Cuando desatamos la tensión del encuentro, hablamos un poco más de aquellas jornadas históricas. Se desplegó en toda su fascinante magia para contar anécdotas. Era como un cantor popular de esos a los que les tirás un tema y arrancan la payada, como una Sherezade de arrabal y pulpería.
Nos pasamos horas a carcajada limpia rememorando el mejor momento de nuestras vidas, desde el arranque en el primer piquete enorme que hicimos en Ruta 3, en La Matanza, hasta el plan de lucha que terminó con los últimos 20 años de ajuste del fondomonetario y la caída de Duhalde después de Puente Pueyrredón.
Entre risas y conclusiones profundas, lo despedí cuando se disiparon el whiskey y sus efectos más brillantes, comprometiéndome a indagar el asunto. Nos citamos para la marcha del 25, el día mundial de lucha contra todo tipo de violencia hacia las mujeres, para cruzar info.

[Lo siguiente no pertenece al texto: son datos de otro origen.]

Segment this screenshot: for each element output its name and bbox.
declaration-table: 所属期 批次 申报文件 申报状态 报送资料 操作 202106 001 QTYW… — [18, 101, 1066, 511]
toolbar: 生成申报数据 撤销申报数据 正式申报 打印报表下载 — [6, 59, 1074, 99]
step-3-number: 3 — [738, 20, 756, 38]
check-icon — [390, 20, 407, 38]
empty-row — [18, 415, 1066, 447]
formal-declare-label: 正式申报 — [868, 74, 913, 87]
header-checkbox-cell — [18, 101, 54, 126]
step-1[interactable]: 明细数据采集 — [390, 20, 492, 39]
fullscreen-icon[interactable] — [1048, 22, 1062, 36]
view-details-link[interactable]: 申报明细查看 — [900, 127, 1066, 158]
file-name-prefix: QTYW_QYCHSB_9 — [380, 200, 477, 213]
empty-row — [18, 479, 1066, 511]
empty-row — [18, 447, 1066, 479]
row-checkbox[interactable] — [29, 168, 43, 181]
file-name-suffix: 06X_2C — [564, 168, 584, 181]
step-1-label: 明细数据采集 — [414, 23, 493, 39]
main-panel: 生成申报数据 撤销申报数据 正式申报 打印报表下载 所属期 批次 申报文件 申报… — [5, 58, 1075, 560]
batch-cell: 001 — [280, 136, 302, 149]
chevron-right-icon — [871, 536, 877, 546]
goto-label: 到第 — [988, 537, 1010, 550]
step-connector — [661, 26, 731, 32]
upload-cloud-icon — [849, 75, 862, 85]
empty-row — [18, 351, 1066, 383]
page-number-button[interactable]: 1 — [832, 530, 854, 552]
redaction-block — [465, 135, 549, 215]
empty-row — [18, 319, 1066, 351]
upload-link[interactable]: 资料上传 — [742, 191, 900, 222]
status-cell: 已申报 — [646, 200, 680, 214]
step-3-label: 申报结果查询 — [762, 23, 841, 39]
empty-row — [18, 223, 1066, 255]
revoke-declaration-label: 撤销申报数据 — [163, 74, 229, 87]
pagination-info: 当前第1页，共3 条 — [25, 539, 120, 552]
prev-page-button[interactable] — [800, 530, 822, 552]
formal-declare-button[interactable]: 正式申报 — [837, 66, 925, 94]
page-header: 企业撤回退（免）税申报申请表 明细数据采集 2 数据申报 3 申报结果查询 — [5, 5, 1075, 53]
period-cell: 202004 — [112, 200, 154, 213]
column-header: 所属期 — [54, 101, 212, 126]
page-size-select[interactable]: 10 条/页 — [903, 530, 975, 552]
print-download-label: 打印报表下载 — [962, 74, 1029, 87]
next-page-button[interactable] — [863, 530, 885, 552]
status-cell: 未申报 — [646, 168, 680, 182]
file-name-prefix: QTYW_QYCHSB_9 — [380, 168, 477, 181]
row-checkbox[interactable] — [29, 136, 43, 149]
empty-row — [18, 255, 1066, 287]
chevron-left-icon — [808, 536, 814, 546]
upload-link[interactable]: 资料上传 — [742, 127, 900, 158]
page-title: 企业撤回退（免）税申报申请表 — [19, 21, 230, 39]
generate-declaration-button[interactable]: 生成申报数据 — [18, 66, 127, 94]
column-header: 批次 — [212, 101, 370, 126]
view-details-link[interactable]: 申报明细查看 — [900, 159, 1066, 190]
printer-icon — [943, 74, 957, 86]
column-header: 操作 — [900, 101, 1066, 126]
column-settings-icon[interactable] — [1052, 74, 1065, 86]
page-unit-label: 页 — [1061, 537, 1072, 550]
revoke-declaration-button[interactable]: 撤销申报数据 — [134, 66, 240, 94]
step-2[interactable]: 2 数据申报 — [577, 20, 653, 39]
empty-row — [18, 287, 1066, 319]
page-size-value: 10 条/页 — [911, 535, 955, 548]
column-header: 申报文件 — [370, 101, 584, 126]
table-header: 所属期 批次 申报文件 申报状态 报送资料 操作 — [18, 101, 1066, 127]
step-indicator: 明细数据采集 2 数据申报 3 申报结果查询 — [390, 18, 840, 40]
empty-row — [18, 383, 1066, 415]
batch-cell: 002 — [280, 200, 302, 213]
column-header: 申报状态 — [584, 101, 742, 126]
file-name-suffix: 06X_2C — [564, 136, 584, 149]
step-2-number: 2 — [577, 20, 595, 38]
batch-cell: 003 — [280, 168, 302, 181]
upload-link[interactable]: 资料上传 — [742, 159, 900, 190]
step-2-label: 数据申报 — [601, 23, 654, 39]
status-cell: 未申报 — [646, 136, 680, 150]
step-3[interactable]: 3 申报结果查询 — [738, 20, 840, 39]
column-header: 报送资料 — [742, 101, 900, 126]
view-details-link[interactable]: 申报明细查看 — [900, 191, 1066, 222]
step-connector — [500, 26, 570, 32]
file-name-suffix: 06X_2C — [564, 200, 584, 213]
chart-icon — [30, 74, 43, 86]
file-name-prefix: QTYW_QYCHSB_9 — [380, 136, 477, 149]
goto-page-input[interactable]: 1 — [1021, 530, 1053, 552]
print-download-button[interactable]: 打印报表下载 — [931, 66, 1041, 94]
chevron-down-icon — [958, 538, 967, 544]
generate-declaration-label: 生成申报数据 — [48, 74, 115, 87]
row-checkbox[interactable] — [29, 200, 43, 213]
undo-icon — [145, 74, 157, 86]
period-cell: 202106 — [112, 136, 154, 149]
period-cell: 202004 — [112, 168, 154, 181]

Para ser sincero, cuando volví de saludarlo en la puerta de casa me desplomé en un sueño profundo y reparador, más parecido al alivio que se tiene cuando pasaste una noche con los sentimientos a flor de piel que cuando uno se ha encontrado ante un misterio aterrador.
Pero como siempre, la realidad se iba a encargar de sacudirme de este sueño inocente.